= Graham Toulmin =

Graham Adrian Toulmin, AM FICD (born 31 March 1948) is a dentist and musician, notable for his fundraising and dental philanthropy for the Democratic Republic of Congo. In 2009, Toulmin was made a member of the Order of Australia.

== Life and work in Zaïre: 1987-1991 ==
Toulmin trained as a missionary in 1985, and in 1987 moved with his family to the Democratic Republic of the Congo with the Church Missionary Society where he and his wife established a small dental clinic in Butembo. He travelled to outlying villages offering dental services and commenced training nurses in dental procedures; these nurse eventually took over the work from him.
After being evacuated twice because of instability in the eastern regions of Zaire, Toulmin and his family returned to Australia in 1991.
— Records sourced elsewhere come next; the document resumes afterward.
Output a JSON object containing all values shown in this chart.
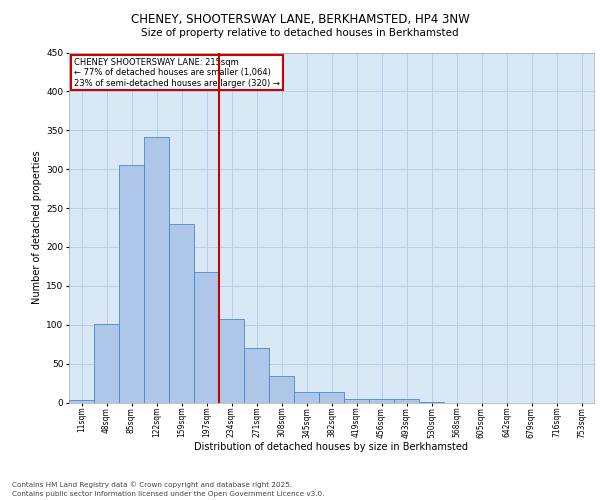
{
  "title_line1": "CHENEY, SHOOTERSWAY LANE, BERKHAMSTED, HP4 3NW",
  "title_line2": "Size of property relative to detached houses in Berkhamsted",
  "xlabel": "Distribution of detached houses by size in Berkhamsted",
  "ylabel": "Number of detached properties",
  "categories": [
    "11sqm",
    "48sqm",
    "85sqm",
    "122sqm",
    "159sqm",
    "197sqm",
    "234sqm",
    "271sqm",
    "308sqm",
    "345sqm",
    "382sqm",
    "419sqm",
    "456sqm",
    "493sqm",
    "530sqm",
    "568sqm",
    "605sqm",
    "642sqm",
    "679sqm",
    "716sqm",
    "753sqm"
  ],
  "bar_values": [
    3,
    101,
    305,
    341,
    230,
    168,
    107,
    70,
    34,
    14,
    14,
    5,
    4,
    5,
    1,
    0,
    0,
    0,
    0,
    0,
    0
  ],
  "bar_color": "#aec6e8",
  "bar_edge_color": "#4a86c8",
  "grid_color": "#b8cfe8",
  "background_color": "#d8e8f4",
  "vline_color": "#cc0000",
  "annotation_title": "CHENEY SHOOTERSWAY LANE: 215sqm",
  "annotation_line2": "← 77% of detached houses are smaller (1,064)",
  "annotation_line3": "23% of semi-detached houses are larger (320) →",
  "annotation_box_color": "#cc0000",
  "footer_line1": "Contains HM Land Registry data © Crown copyright and database right 2025.",
  "footer_line2": "Contains public sector information licensed under the Open Government Licence v3.0.",
  "ylim": [
    0,
    450
  ],
  "yticks": [
    0,
    50,
    100,
    150,
    200,
    250,
    300,
    350,
    400,
    450
  ]
}
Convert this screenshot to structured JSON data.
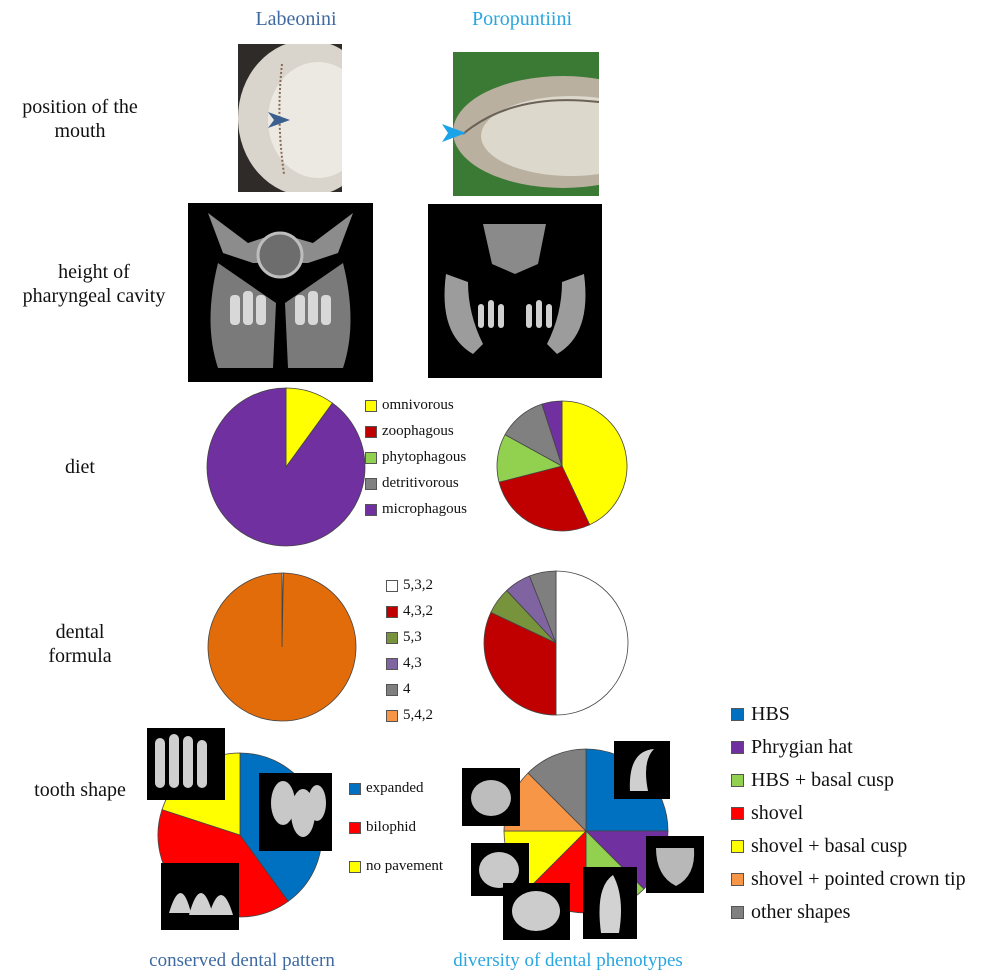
{
  "columns": {
    "left": {
      "title": "Labeonini",
      "color": "#3f6aa1"
    },
    "right": {
      "title": "Poropuntiini",
      "color": "#29a6e0"
    }
  },
  "rows": {
    "mouth": {
      "label": "position of the\nmouth"
    },
    "pharynx": {
      "label": "height of\npharyngeal cavity"
    },
    "diet": {
      "label": "diet"
    },
    "dental_formula": {
      "label": "dental\nformula"
    },
    "tooth_shape": {
      "label": "tooth shape"
    }
  },
  "footer": {
    "left": "conserved dental pattern",
    "right": "diversity of dental phenotypes"
  },
  "colors": {
    "left_title": "#3f6aa1",
    "right_title": "#29a6e0",
    "arrow_left": "#3a5f8f",
    "arrow_right": "#1aa3e8"
  },
  "chart_data": [
    {
      "type": "pie",
      "id": "diet-labeonini",
      "slices": [
        {
          "label": "omnivorous",
          "value": 10,
          "color": "#ffff00"
        },
        {
          "label": "microphagous",
          "value": 90,
          "color": "#7030a0"
        }
      ]
    },
    {
      "type": "pie",
      "id": "diet-poropuntiini",
      "slices": [
        {
          "label": "omnivorous",
          "value": 43,
          "color": "#ffff00"
        },
        {
          "label": "zoophagous",
          "value": 28,
          "color": "#c00000"
        },
        {
          "label": "phytophagous",
          "value": 12,
          "color": "#92d050"
        },
        {
          "label": "detritivorous",
          "value": 12,
          "color": "#808080"
        },
        {
          "label": "microphagous",
          "value": 5,
          "color": "#7030a0"
        }
      ],
      "legend": [
        {
          "label": "omnivorous",
          "color": "#ffff00"
        },
        {
          "label": "zoophagous",
          "color": "#c00000"
        },
        {
          "label": "phytophagous",
          "color": "#92d050"
        },
        {
          "label": "detritivorous",
          "color": "#808080"
        },
        {
          "label": "microphagous",
          "color": "#7030a0"
        }
      ]
    },
    {
      "type": "pie",
      "id": "dental-formula-labeonini",
      "slices": [
        {
          "label": "5,3,2",
          "value": 0.3,
          "color": "#ffffff"
        },
        {
          "label": "5,4,2",
          "value": 99.7,
          "color": "#e26b0a"
        }
      ]
    },
    {
      "type": "pie",
      "id": "dental-formula-poropuntiini",
      "slices": [
        {
          "label": "5,3,2",
          "value": 50,
          "color": "#ffffff"
        },
        {
          "label": "4,3,2",
          "value": 32,
          "color": "#c00000"
        },
        {
          "label": "5,3",
          "value": 6,
          "color": "#77933c"
        },
        {
          "label": "4,3",
          "value": 6,
          "color": "#8064a2"
        },
        {
          "label": "4",
          "value": 6,
          "color": "#7f7f7f"
        }
      ],
      "legend": [
        {
          "label": "5,3,2",
          "color": "#ffffff"
        },
        {
          "label": "4,3,2",
          "color": "#c00000"
        },
        {
          "label": "5,3",
          "color": "#77933c"
        },
        {
          "label": "4,3",
          "color": "#8064a2"
        },
        {
          "label": "4",
          "color": "#7f7f7f"
        },
        {
          "label": "5,4,2",
          "color": "#f79646"
        }
      ]
    },
    {
      "type": "pie",
      "id": "tooth-shape-labeonini",
      "slices": [
        {
          "label": "expanded",
          "value": 40,
          "color": "#0070c0"
        },
        {
          "label": "bilophid",
          "value": 40,
          "color": "#ff0000"
        },
        {
          "label": "no pavement",
          "value": 20,
          "color": "#ffff00"
        }
      ],
      "legend": [
        {
          "label": "expanded",
          "color": "#0070c0"
        },
        {
          "label": "bilophid",
          "color": "#ff0000"
        },
        {
          "label": "no pavement",
          "color": "#ffff00"
        }
      ]
    },
    {
      "type": "pie",
      "id": "tooth-shape-poropuntiini",
      "slices": [
        {
          "label": "HBS",
          "value": 25,
          "color": "#0070c0"
        },
        {
          "label": "Phrygian hat",
          "value": 12.5,
          "color": "#7030a0"
        },
        {
          "label": "HBS + basal cusp",
          "value": 12.5,
          "color": "#92d050"
        },
        {
          "label": "shovel",
          "value": 12.5,
          "color": "#ff0000"
        },
        {
          "label": "shovel + basal cusp",
          "value": 12.5,
          "color": "#ffff00"
        },
        {
          "label": "shovel + pointed crown tip",
          "value": 12.5,
          "color": "#f79646"
        },
        {
          "label": "other shapes",
          "value": 12.5,
          "color": "#808080"
        }
      ],
      "legend": [
        {
          "label": "HBS",
          "color": "#0070c0"
        },
        {
          "label": "Phrygian hat",
          "color": "#7030a0"
        },
        {
          "label": "HBS + basal cusp",
          "color": "#92d050"
        },
        {
          "label": "shovel",
          "color": "#ff0000"
        },
        {
          "label": "shovel + basal cusp",
          "color": "#ffff00"
        },
        {
          "label": "shovel + pointed crown tip",
          "color": "#f79646"
        },
        {
          "label": "other shapes",
          "color": "#808080"
        }
      ]
    }
  ]
}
Toulmin's wrote of his family of six leaving Australia and going to the town of Butembo in the mountainous region of eastern Zaïre in his autobiography Long Road to Zaire.

== Fundraising and advocacy 1992-present ==
After returning to Australia in 1991, Toulmin began to raise funds and awareness for the war plagued country of Zaire. A trumpet player, Toulmin founded an organisation with his wife Wendy Toulmin called, ‘Brass for Africa’ (money for Africa) which over the next 14 years built a maternity clinic, established another dental clinic in Aru (some 600 km to the north of the original clinic), provided care and support for 34 Anglican clergy, helped build schools, supported AIDS orphans, and provided food and medical supplies for the increasing number of refugees fleeing the civil war. They accomplished this by making CDs, giving Jazz concerts and sponsoring Congolese nationals to visit Australia to make more widely known the plight of the Congolese people. Over 20,000 CDs were sold, and the entrepreneurial work still continued for many years even though ‘Brass for Africa’ wound down in 2007 and administration was transferred to an arm of Anglican Churches Springwood (NSW).

Toulmin has led teams of dental students on fact finding trips to DRC in 2009, 2010, 2011 and 2012. Toulmin continues to work with Anglican Aid and other agencies, to secure funding and provide support to the DRC

In 2015 Graham and Wendy Toulmin returned to Aru in the north east of the Democratic Republic of Congo, where Graham is the Director of Dental Training at the Institut Supérieur des Techniques Médicales (ISTM)

== Order of Australia ==
Graham Toulmin and his wife Wendy Toulmin were made members of the Order of Australia in the 2009 Australia Day Honours.

== Music ==

Toulmin has played trumpet for over 50 years. He performs improvised jazz and plays with his local band and orchestra.